The reactor also presents a “formidable solution” to a longstanding issue in flotation, whereby conventional flotation systems struggle to recover valuable fine minerals below 10 μm, as a result of the difficulty in achieving collision and attachment with flotation-sized bubbles ranging from 3 mm to 6 mm in size, he says.
During the cavitation in the MACH Reactor’s venturis, pico bubbles nucleate directly on the surface of fine, hydrophobic mineral particles, enabling them to effectively “give birth” to the bubbles, notes Singh.
The pico-bubble-coated particles naturally aggregate, thereby gaining sufficient mass to attach to conventional flotation bubbles and, consequently, solving the problem of low attachment probability, he explains.

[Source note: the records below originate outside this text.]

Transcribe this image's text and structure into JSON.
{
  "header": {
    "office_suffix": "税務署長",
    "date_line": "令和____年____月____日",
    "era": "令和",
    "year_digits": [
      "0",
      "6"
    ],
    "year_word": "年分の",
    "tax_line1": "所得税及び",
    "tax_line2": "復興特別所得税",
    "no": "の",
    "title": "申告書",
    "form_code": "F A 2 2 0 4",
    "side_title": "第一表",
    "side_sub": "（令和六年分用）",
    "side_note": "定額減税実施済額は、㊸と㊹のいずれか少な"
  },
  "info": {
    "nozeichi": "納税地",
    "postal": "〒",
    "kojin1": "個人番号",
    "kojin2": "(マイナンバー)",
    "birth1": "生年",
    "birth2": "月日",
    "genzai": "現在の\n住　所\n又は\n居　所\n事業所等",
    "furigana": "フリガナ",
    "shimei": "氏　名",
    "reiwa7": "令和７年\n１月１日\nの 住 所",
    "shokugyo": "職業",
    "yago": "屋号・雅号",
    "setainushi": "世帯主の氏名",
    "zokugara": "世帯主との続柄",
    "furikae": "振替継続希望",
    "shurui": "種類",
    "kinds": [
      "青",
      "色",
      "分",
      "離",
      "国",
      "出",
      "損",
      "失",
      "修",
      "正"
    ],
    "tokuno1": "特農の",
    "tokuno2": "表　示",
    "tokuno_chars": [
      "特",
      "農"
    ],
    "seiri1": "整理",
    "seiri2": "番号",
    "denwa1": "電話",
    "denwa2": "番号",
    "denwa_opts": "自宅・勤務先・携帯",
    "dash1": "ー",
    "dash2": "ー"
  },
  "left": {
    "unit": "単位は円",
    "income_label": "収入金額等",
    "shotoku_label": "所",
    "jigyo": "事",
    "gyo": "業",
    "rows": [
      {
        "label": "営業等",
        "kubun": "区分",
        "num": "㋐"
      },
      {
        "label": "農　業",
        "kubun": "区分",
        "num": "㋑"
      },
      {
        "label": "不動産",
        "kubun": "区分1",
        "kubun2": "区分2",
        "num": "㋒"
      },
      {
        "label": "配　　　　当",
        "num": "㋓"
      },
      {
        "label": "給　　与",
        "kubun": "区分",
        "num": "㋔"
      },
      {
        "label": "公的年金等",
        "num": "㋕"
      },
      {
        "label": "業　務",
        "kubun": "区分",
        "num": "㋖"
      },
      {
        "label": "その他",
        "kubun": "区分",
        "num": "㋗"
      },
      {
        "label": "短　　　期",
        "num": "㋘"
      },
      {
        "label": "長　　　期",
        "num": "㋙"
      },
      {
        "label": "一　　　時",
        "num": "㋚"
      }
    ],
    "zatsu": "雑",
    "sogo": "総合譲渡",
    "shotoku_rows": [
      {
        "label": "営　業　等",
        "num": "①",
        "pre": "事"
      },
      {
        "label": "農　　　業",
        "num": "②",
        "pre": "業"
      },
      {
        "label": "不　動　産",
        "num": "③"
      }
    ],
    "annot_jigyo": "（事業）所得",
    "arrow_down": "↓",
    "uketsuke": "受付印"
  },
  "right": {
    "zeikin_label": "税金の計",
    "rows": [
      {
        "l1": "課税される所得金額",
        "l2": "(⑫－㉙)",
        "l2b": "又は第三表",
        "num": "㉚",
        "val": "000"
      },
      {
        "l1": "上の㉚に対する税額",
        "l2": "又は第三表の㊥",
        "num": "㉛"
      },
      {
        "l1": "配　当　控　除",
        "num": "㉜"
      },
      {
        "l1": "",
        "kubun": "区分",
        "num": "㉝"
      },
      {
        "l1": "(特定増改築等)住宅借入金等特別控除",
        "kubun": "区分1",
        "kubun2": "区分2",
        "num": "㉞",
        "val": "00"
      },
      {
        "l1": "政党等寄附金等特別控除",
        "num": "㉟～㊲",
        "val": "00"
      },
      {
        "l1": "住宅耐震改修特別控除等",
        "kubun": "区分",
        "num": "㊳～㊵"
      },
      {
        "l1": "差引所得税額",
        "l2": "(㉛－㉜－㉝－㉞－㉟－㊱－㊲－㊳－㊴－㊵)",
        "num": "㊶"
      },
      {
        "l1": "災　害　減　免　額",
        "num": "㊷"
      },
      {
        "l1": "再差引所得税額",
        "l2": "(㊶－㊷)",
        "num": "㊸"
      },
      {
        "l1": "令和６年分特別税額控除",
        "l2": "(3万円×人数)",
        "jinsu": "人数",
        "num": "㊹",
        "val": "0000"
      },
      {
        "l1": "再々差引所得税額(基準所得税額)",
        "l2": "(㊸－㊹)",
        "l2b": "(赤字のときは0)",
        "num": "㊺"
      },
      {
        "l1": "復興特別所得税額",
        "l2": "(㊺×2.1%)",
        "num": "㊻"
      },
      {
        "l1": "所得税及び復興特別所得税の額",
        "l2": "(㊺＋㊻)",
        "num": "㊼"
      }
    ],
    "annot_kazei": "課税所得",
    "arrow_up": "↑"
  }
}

The metallurgical sector has long grappled with the challenge of poor mass transfer in gold plants, evidenced by traditional leach tanks being designed to keep solids in suspension, rather than optimising reaction kinetics, which is a crucial factor when dealing with the heterogeneous, multiphase nature of gold mine slurries.
“Gold leach reactions are diffusion-rate controlled and may be improved by more efficient mixing,” he adds.
The result, says Singh, is a significant improvement in leach efficiency and reagent use, driving higher profitability.
Flotation processes have historically depended on increasing energy input to improve recoveries and concentrate grades, but Singh says existing flotation machines have reached their energy limits, as any further increases in energy input beyond a certain point result in a sharp fall-off of adsorbed power, as a result of excessive void formation around the rotors.
The MACH Reactor overcomes this limitation with its unique hydrodynamic venturi design and absence of moving parts, enabling the technology to surpass conventional energy input thresholds and substantially enhance collision efficiency – an essential factor in flotation.